Hedin, along with other SDSU researchers and colleagues from Argentina and New Zealand, collected spiders in Australia from both the branches, located specimens in museums and also looked through his own collection. After finding representatives from various branches, both closely and distantly related, they mapped large chunks of the genomes of the spider specimens. And that showed them the close relation between the Australian funnel-web and mouse spiders, even though they couldn’t determine when it was that the two diverged from a common ancestor.
The researchers also identified three entirely new taxonomic families for spiders.
This research was important because knowing the evolutionary relations between different species of spiders could help scientists devise general anti-venoms that could treat a large number of spider venoms. Atrax robustus, a type of Australian funnel-web spider, is often considered to be the most venomous spider species on Earth.
“A reasonable number of people get bitten every year, but basically nobody dies from it anymore because of the wide availability of anti-venom,” Hedin said.

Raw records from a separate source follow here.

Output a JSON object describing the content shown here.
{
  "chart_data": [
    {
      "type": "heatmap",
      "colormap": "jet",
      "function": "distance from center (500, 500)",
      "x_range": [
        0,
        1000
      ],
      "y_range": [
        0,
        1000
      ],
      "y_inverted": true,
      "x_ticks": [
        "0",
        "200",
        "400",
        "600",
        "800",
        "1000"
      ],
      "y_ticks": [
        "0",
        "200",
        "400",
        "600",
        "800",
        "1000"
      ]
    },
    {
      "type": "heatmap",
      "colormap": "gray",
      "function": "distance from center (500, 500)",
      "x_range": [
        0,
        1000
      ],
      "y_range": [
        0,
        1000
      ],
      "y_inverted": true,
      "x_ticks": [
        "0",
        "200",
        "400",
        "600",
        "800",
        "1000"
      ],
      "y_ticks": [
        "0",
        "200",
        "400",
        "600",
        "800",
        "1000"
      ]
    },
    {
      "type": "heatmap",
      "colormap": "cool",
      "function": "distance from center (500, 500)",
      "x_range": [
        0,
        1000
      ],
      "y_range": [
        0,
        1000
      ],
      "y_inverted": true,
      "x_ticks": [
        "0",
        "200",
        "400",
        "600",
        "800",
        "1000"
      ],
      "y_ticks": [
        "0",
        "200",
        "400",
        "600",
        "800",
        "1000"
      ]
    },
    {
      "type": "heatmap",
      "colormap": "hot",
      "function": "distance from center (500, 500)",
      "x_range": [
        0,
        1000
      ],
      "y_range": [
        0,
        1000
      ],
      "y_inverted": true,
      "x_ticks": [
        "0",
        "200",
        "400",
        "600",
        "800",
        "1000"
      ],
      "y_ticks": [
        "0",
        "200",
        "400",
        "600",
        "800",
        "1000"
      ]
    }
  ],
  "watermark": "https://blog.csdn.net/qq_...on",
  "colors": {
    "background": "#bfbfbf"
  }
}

Some of the molecules in the venom of these species don’t harm large animals, but target only insects. Understanding the evolution of such a venom could also allow scientists to potentially create bio-insecticides that will attack pests without harming mammals or birds that come into contact with them.
Titled Phylogenomic reclassification of the world’s most venomous spiders (Mygalomorphae, Atracinae), with implications for venom evolution,” the open-access paper was published in the journal Scientific Reports.